478 YOU ARE HERE, Cold Fusion, Swindon Victoria, Thursday 21 December 2000

So my good friend Tim has finally got his shit together and formed a band of his own, also featuring occasional gig buddies Andy Belcher and Mark Hawkins. I'd missed their debut gig in July thanks to my peritonitis recovery, so I wasn't about to miss this one! So I picked Rachel and her friend Aaron up, hitting the Victoria in Old Town for the first time for a gig, surprisingly so as the Vic is local, and owned by Kev and Nicky Fitzgerald, 2 old friends of mine. Nice to gig in Swindon again, even if this means having to put up with sub-standard local supports such as Cold Fusion, who admittedly started off well with a spritely pop/rock number which recalled Power Of Dreams, but then degenerated into sub Bon Jovi pseudo anthemic stadium dirge, with a few twiddly prog rock flirtations along the way.
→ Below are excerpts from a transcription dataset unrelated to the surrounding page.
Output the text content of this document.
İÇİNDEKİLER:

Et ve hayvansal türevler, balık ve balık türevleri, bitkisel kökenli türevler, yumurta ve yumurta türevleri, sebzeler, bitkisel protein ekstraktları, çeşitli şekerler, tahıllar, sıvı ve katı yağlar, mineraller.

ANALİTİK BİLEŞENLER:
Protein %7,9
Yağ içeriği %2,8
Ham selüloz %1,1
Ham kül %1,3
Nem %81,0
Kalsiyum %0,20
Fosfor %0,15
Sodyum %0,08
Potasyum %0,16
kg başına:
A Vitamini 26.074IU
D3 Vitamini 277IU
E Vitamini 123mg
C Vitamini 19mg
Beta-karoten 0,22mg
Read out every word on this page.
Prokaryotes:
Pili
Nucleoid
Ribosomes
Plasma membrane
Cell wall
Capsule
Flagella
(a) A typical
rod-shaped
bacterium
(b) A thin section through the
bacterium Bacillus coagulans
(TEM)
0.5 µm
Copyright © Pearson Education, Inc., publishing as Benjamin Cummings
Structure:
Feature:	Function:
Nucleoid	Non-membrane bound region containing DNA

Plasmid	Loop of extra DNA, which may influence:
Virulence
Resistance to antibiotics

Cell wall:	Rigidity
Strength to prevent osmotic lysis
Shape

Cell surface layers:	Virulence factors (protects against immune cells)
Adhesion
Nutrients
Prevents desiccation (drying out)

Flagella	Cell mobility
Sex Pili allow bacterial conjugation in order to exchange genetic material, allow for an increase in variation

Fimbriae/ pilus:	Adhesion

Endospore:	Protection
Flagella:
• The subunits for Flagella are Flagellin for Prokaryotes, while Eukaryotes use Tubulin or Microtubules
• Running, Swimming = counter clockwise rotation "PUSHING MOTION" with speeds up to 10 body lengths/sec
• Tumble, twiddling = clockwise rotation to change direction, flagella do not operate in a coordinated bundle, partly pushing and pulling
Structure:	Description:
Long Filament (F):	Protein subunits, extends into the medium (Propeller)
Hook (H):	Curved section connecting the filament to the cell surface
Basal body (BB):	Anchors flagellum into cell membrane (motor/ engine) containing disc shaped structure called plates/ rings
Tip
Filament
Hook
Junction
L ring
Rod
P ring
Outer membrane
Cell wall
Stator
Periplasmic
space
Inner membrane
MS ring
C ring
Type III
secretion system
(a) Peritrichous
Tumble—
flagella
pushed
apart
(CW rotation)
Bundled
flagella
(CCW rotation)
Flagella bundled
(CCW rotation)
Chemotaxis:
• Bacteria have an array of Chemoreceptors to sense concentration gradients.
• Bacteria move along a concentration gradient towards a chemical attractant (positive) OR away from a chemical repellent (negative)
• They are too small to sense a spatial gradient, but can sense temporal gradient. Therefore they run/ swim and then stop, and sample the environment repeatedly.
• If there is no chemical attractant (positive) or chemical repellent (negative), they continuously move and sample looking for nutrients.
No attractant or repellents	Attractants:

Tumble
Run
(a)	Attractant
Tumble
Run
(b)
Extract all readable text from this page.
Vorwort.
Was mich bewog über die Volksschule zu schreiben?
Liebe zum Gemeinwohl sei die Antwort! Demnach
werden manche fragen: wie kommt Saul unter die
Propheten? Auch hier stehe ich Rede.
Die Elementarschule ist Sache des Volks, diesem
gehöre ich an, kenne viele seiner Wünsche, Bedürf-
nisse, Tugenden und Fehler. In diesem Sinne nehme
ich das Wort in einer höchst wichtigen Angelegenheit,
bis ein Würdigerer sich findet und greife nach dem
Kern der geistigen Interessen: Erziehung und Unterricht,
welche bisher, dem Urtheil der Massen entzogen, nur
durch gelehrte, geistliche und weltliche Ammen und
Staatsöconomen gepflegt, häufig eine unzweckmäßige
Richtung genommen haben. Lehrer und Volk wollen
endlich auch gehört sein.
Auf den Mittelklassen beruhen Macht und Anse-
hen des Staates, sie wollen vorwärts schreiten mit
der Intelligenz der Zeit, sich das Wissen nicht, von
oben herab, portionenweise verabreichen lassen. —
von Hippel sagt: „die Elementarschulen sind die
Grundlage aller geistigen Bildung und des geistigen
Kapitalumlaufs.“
Mark had said beforehand that for this, YAH's 2nd only show ever, he was feeling seriously nervy. They took the stage at 10.15 to a busy crowd in this small back room venue, and also to a volley of, "rock cliché!" catcalls from myself, as I'd noted they'd put their single last on their set-list! However - and I'm not saying this because they're mates, I like to think I'm more objective and honest than that, and I've certainly slagged off bands Tim has been in before (Ish!) - they were bloody good straight from the off. Unsurprisingly, given the influences at work, You Are Here have a very American rock sound, but in an intelligent, low-fi way rather than the current power riffery and shouty rap nonsense that passes for US alt rock these days. Surprisingly jangly, prompting thoughts of early REM and their Brummie impersonators Onionhead, they came across as tight, together, well practised and even confident. "Feeling Confused", their Cold Water Flat sound-alike, and self-consciously understated yet almost jolly single "Not A Summer Song" were highlights of the set, and Mark, despite clutching to the mikestand for dear life throughout, didn't seem overly nervy at all.

A thrilling punk rock demolition of Wham's "Last Christmas" was a fun encore, but an odd juxtaposition for a band who have craft, intelligence and lots of potential, and who we should all take more seriously. You Are Here - guys, you are almost there!